By: Jeanine Bekerman Atlanta, GA
I struggled through delivering a stillborn baby boy as a young mother. I had a very close group of friends that were due right around the same time as me. Suddenly, I was a pariah, and although these friends tried everything they could, I couldn’t be around them. We escaped, with our almost three year old to Israel to heal physically and to recuperate. Well, my sister-in-law was due the same month as me. There is the picture of her smiling with a huge belly and me beside her. This was in 1982, and it still brings tears to my eyes.

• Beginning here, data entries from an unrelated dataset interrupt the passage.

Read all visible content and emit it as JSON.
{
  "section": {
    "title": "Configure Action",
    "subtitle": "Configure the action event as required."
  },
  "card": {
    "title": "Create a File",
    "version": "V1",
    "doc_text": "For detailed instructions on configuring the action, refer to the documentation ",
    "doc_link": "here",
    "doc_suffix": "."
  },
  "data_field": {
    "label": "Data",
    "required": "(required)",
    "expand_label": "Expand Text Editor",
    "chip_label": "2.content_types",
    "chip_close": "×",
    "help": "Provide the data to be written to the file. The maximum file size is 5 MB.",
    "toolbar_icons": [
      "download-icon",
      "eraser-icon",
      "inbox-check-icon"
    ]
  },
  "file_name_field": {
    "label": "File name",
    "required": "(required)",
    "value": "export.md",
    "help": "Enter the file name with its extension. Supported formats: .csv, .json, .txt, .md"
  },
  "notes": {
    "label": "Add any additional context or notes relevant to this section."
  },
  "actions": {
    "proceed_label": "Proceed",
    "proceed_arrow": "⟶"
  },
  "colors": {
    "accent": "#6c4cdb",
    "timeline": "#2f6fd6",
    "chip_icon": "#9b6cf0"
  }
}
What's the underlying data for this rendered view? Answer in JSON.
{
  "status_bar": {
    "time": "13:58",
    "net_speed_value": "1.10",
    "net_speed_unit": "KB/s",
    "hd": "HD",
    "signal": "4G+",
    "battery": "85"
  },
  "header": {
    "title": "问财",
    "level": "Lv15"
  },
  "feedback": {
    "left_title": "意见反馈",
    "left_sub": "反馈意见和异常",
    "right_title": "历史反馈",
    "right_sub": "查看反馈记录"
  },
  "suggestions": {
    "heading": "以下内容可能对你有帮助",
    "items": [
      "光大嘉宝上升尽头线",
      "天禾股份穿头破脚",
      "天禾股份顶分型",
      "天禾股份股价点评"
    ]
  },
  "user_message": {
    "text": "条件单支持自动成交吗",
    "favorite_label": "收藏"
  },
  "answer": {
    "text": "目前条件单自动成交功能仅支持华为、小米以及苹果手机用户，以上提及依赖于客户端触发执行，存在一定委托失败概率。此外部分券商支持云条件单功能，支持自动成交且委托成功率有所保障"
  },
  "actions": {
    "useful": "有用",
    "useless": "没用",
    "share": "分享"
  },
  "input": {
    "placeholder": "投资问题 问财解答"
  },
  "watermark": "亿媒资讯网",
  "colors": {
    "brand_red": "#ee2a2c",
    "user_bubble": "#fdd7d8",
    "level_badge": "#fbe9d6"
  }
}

People do not intentionally mean to hurt us. They think they are helping us. I followed the Jewish tradition of not preparing my house for a baby until the baby is born. At least I didn’t have to come home to that. But going to the grocery store and hearing over and over again – So what did you have? This lasted for months and was more than I could handle. I really had no one to talk to when it happened and I avoided my friends. Thankfully those women continued to remain by my side and are still some of my closest friends today.
Now, I have watched my child suffering with infertility for the past ten years. As with other grandmothers to be, I felt helpless, my arms ached to hold her and make it all better. We have to live with the fact that we cannot take a bandaid and fix this. We can take our feelings and multiply them a thousand times, and we still won’t know the suffering our children are going through. What is it like to sit at the Passover table with siblings and cousins either pregnant, or holding their babies? I’ve seen my guests look at my struggling child with sadness and my daughter, although broken inside, try to smile.
How can we help our grandmothers understand the journey called infertility? Your child’s body becomes a science project and her emotions and those of her spouse, are hard to perceive. The years of torture, the losses, the attempts at conception all while trying to lead a normal life. However, if an attempt fails, we have to watch our children go back to square one and try again.
We as the grandparents worry. How do my son and daughter, daughter and son, survive this emotionally, financially, spiritually? We are lucky in Atlanta where we have the Jewish Fertility Foundation to assist with workshops, mentoring, buddying and financially helping the couple attempt to conceive. We grandparents can be educated in how to be with our children in a positive, nurturing way. If we as grandparents are taught what infertility means, we can stand up with our children as they take this personal journey. We can advocate for them while learning to be listeners and have compassionate shoulders to cry on (and refrain from listing what we think needs to be done). We can shed tears with our children while remaining strong as their support system.
We were blessed with two more children of our own after our loss. You don’t have to give up, keep going until you get yourselves heard and understood. You are not alone.